Standard compliant data projects

A tale about applying standards to data projects and if it’s necessary.

Published in

Data & Smart Services

4 min readNov 20, 2020

Right before the current hype about Data and Data Science the industry was already faced with data related projects. The need for standardization grew. About 23 Years ago a first attempt for a standard has been defined. Data projects can get complex and it’s necessary to establish a process for tackle them. Let’s take a look at some common standards and how they could help to structure your data science projects.

CRISP-DM

In 1996, a consortium of five companies introduced a process model for data mining projects. Back in these years no one talked about data science. The model is called CRISP-DM — CRoss-Industry Standard Process for Data Mining. They split a project into six phases. The idea is iterating these phases.

The inner process is sequential. Nevertheless, it is often necessary to switch back and forth between different phases. Let’s take a look at the six steps.

Business Understanding
At the beginning you define goals and requirements. What do you want to achieve with your project?
Data Understanding
Collect and understand existing data. At this phase you could identify problems with your data or with quality of data.
Data Preparation
Self-explaining phase: Prepare and clean your existing data for your desired models and goals of your projects.
Modelling
Create your models and optimizing parameters. Usually in this step, more than one model is being created.
Evaluation
In this step you evaluate which model may fit best for your current goal and requirements. It is necessary to check with your initial goal to be sure to match requirements.
Deployment
In this final step, you „deploy“ your results. Could mean you have a presentation or a deliverable system using your model. It depends on your goals.

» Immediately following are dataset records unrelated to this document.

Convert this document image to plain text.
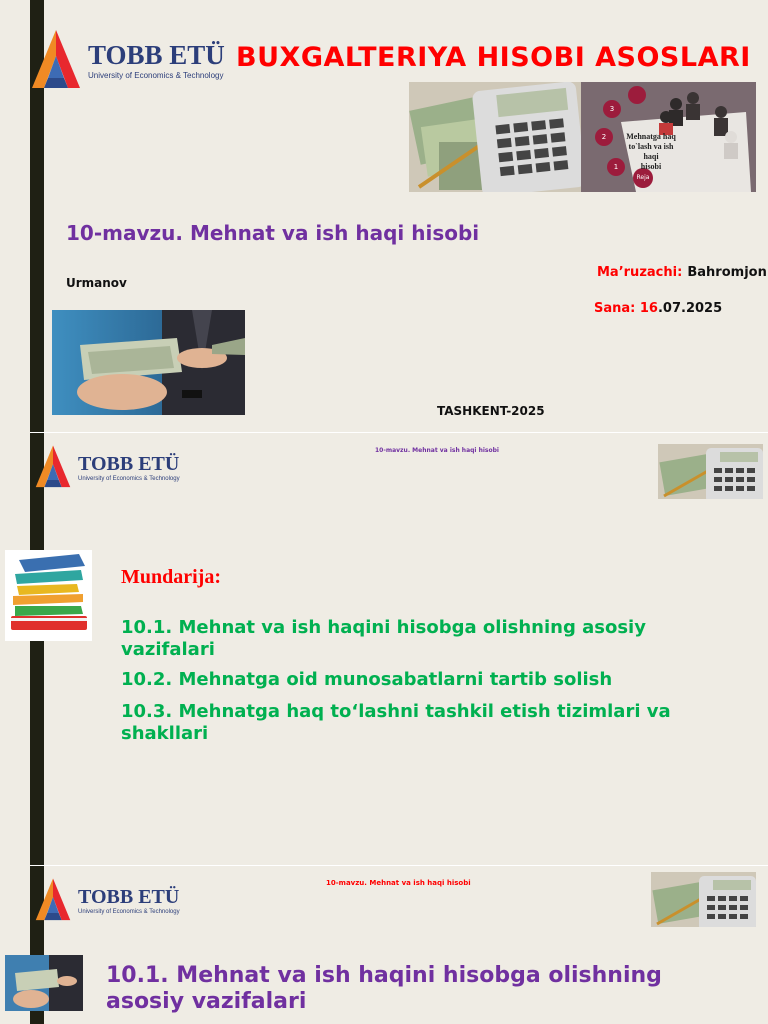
TOBB ETÜ
University of Economics & Technology
BUXGALTERIYA HISOBI ASOSLARI
3
2
1
Reja
Mehnatga haq
to`lash va ish haqi
hisobi
10-mavzu. Mehnat va ish haqi hisobi
Ma’ruzachi: Bahromjon
Urmanov
Sana: 16.07.2025
TASHKENT-2025
TOBB ETÜ
University of Economics & Technology
10-mavzu. Mehnat va ish haqi hisobi
Mundarija:
10.1. Mehnat va ish haqini hisobga olishning asosiy vazifalari
10.2. Mehnatga oid munosabatlarni tartib solish
10.3. Mehnatga haq to‘lashni tashkil etish tizimlari va shakllari
TOBB ETÜ
University of Economics & Technology
10-mavzu. Mehnat va ish haqi hisobi
10.1. Mehnat va ish haqini hisobga olishning asosiy vazifalari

All phases should start over when your first model is deployed. Data changes, goals are adjusted etc. This is what the circle around the representation of the model tries to visualize. You can also see some phases having feedback to others. E.g. Business understanding ↔ Data understanding. This means you should revalidate if you find out your data could not help to fulfil your goals. Keep in mind iterative development like Scrum was first mentioned by Ken Schwaber in 1995. And the first book came out around 2001. CRISP-DM is surprisingly close to Scrum. But it is still sequential/V-Model-like in its core. Only the whole process itself is iterating. That put IBM on the scene — 19(!) years later.

IBM revised the process

2015 IBM published their idea for a standard Data Mining and Predictive Analysis process: ASUM-DM — Analytics Solutions Unified Method for Data Mining/Predictive Analytics.

Analytics Solutions Unified Method (ASUM) Process Model.

IBM proposed a process adapted to modern requirements. Their process has five phases supported by a continuous project management stream. The phases are not strictly chronological as in CRIPS-DM. They can also be run through several times or go back to other phases, depending on your application. It is based on CRISP-DM extended with tasks and activities on infrastructure, operations, project, and deployment, and adds templates and guidelines to all the tasks.

Analyze
As in CRISP-DM, you define your goals and requirements first.
Design
Defining components, development environments and needed Resources to complete the task
Configure & Build
The needed components are gradually implemented and tested. At his step you develop models and test them.
Deploy
Integrate the developed components in your final environment.
Operate and Optimize
Continuous optimization is important which could lead into new requirements.

Like Scrum, ASUM is more like a framework instead of a fixed process or standard.

IBM has another idea how to define a process for data mining/-modelling

IBM DataFirst Method

Based on IBM Cloud Garage, their DataFirst Method targets at IT transformation to get infrastructure, processes, and employees ready for AI.

Again a five-step process with self explaining phases relying heavily on their Cloud Garage Method.

*IBM DataFirst Method Process Model. Source: IBM Corporation*

Which method should I use?

The question no one could answer for you. It really depends on your project. In my opinion, you should use what your project needs. As in Scrum there are parts of the framework you should not dismiss. E.g. defining your goals and analyze your data. The key to a successful data science project is having good and reliable data. The most time will be spent for analysis and exploration of data. You should definitely iterate and don’t hesitate to go back in your process when needed. Revalidate often. Maybe business goals or data will change and a better model could help. This is why a data-based project is never finished. You always have to revalidate models, requirements and data sources.

It’s always good to know what methods or standards are available. Applying them to every project without adaptations won’t work. These lessons have already been learned in the era of using V-Model. Always keep in mind: Each project is unique and has never been seen before.